In der Riesenechse Godzilla verarbeitete Japan Kriegstrauma und die Atombombenabwürfe. Bis heute ist das Monster Projektion von Angst und Allmacht

Der König der Monster, wie Godzilla im Film von 2019 genannt wird. Um Herrschaft und Unterwerfung geht es aber in jedem der zahlreichen Filmadaptionen seit 1954.
Der König der Monster, wie Godzilla im Film von 2019 genannt wird. Um Herrschaft und Unterwerfung geht es aber in jedem der zahlreichen Filmadaptionen seit 1954.

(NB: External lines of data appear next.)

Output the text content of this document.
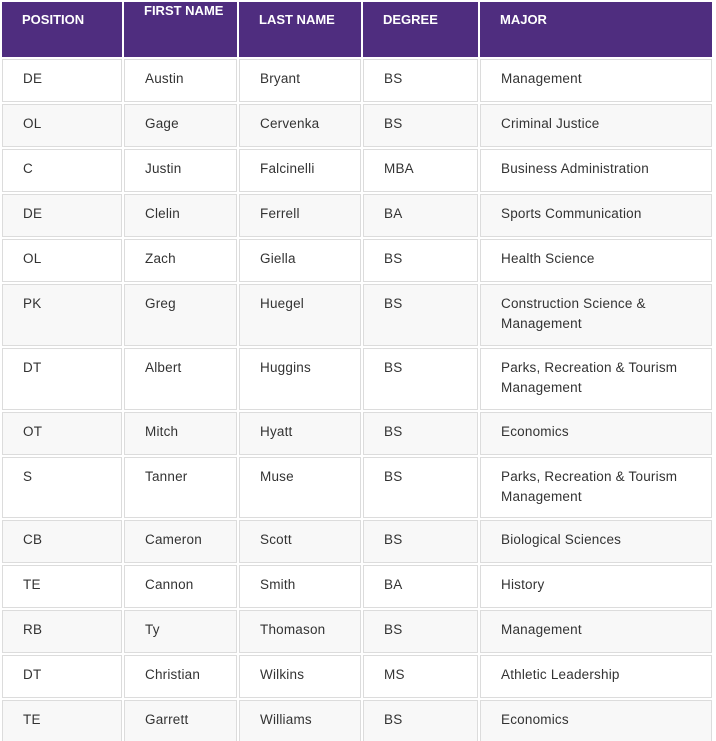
POSITION	FIRST NAME	LAST NAME	DEGREE	MAJOR

DE	Austin	Bryant	BS	Management
OL	Gage	Cervenka	BS	Criminal Justice
C	Justin	Falcinelli	MBA	Business Administration
DE	Clelin	Ferrell	BA	Sports Communication
OL	Zach	Giella	BS	Health Science
PK	Greg	Huegel	BS	Construction Science & Management
DT	Albert	Huggins	BS	Parks, Recreation & Tourism Management
OT	Mitch	Hyatt	BS	Economics
S	Tanner	Muse	BS	Parks, Recreation & Tourism Management
CB	Cameron	Scott	BS	Biological Sciences
TE	Cannon	Smith	BA	History
RB	Ty	Thomason	BS	Management
DT	Christian	Wilkins	MS	Athletic Leadership
TE	Garrett	Williams	BS	Economics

Vor 80 Jahren, am 6. und 9. August 1945, warf das US-Militär Atombomben auf die japanischen Großstädte Hiroshima und Nagasaki ab. Die Detonationen markierten das Ende des Zweiten Weltkriegs auch im asiatischen Raum. Mit hunderttausenden Toten wurden sie zugleich zum Sinnbild des Schreckens eines atomaren Krieges, der weit ins 20. Jahrhundert fortwirkte. Die atomare Zuspitzung der Dialektik der Aufklärung ging ins kollektive Bewusstsein über: Im Westen wurde die Bombe vor allem zum Symbol der destruktiven Potentiale technischen Fortschritts, in Japan wurde sie zum Trauma.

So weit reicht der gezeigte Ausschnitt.